Because of this, a model of faith integration that might work for semiotics is not going to work for music. For more on this, see Phil’s running list of posts on what music is not.

  • There is no such thing as a “Christian” perspective on music composition or theory.

In other words, there is no real secular/sacred division that naturally exists in Music. What we traditionally think of as “Christian Music” is either one of two things: Christian poetry set to music (CCM, Worship Songs, etc.) or musical motifs that have, in our culture, been traditionally associated with religious experience, and therefore trigger congitive association in the listener (think organ music, a melismatic men’s chorus chanting, etc.)

It’s easy to see that neither of these conditions actually attach to the musical content itself. They are either correlating materials, or social conventions. There is nothing inherently spiritual to a men’s choral chanting, except our common cultural association with religious experience. The sequence of notes and rhythms have either (and here the conversation gets very interesting) no spiritual content, or an inseparable spiritual content that is intrinsic in all of music. In either case, music is either all spiritual, or none of it is spiritual. It’s the division into two categories that’s unnatural.

So far, Phil and I are in agreement on the inappropriateness of trying to teach music from a “Christian” perspective.
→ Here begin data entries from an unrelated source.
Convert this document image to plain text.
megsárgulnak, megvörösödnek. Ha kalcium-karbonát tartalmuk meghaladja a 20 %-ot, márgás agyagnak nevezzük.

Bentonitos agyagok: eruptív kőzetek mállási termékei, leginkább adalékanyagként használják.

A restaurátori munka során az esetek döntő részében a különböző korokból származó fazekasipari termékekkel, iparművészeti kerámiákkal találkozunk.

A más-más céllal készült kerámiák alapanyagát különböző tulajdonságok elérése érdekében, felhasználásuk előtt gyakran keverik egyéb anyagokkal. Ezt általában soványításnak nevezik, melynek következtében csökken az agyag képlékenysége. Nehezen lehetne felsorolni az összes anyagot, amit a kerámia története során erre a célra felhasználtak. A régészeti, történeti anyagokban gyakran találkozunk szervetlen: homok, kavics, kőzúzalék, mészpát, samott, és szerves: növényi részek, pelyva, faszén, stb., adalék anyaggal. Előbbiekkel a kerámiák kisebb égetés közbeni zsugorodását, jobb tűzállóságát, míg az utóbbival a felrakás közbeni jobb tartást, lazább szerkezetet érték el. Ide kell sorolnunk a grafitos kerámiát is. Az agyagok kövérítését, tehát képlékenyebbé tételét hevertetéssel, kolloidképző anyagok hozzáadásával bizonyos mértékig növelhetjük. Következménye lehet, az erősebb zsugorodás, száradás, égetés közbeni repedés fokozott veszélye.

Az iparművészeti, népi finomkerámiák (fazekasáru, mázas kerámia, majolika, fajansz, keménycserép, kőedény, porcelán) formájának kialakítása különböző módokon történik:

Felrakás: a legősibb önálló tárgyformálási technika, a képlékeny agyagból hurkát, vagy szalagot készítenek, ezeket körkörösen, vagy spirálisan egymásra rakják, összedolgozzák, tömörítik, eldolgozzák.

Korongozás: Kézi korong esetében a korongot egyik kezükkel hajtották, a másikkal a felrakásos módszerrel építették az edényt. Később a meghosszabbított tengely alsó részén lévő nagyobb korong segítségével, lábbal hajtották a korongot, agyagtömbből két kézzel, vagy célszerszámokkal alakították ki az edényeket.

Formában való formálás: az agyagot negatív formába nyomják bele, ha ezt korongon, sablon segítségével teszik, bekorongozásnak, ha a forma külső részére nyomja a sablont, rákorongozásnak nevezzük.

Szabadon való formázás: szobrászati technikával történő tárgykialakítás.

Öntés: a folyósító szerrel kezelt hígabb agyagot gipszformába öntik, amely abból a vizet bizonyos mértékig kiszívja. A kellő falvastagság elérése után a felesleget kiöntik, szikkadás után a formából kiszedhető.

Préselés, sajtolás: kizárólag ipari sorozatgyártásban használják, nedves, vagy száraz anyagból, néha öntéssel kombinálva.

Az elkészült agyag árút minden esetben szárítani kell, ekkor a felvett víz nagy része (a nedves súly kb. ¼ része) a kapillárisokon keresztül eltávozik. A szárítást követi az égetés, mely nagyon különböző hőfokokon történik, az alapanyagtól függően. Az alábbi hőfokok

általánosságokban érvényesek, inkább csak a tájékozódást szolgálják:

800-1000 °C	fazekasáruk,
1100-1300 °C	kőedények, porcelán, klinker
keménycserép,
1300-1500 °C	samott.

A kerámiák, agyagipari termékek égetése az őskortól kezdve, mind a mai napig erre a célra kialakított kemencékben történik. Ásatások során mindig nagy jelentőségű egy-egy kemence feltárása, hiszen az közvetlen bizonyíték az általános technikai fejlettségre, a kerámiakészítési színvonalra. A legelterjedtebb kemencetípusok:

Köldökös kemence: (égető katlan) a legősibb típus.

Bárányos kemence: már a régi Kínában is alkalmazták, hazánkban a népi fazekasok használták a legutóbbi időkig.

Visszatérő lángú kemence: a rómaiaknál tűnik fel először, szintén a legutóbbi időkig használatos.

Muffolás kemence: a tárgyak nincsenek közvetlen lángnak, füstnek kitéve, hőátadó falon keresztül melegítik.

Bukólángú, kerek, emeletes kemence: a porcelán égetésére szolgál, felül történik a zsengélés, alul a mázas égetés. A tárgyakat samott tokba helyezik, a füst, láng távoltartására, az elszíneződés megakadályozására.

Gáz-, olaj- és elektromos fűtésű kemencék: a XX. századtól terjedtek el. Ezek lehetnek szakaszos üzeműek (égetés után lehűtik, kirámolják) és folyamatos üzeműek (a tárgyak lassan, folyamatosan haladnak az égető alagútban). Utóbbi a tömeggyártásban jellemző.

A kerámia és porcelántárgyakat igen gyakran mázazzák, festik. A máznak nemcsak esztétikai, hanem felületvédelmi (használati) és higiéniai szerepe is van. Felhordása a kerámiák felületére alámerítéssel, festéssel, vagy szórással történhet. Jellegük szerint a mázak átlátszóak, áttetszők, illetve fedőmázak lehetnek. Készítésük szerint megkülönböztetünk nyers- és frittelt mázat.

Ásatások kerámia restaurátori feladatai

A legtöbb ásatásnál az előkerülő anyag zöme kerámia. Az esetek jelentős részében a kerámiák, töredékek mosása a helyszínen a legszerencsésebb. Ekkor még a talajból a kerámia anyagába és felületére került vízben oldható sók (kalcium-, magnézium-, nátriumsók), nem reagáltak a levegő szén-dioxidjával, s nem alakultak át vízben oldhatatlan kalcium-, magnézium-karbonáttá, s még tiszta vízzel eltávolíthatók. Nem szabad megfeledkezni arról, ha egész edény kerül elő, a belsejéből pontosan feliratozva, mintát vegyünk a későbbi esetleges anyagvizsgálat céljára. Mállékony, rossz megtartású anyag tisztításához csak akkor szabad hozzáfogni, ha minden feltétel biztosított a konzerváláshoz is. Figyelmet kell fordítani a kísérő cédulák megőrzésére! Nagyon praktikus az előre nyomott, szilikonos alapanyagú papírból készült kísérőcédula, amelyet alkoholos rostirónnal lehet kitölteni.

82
He and I would both, I think, argue that music is inherently spiritual, sacred, but that this sacredness makes no recommendation to the musician as to how they ought to practice, compose, orchestrate, or analyze, or perform music. Its sacredness permeates, and therefore there is no feature of music that the word “Christan” can modify.

I want to say something further though, and this is where we may reach different conclusions (then again, we may not. Phil is a pretty thoughtful guy, so there’s a good chance he will be swayed by the force of my argument, and completely concede to my superior views on such things. It’s likely. Very likely.) I want to say this:

  • There is no feature of music that the word “Christian” modifies.
  • There may be features of being a musician that the word “Christian” modifies.

Let me suggest three areas where this might be most true: the ethics of creative participation, the integration of body and spirit, and the ‘Imago Dei’ as a feature of human participation in music.

I will address each of these in future posts.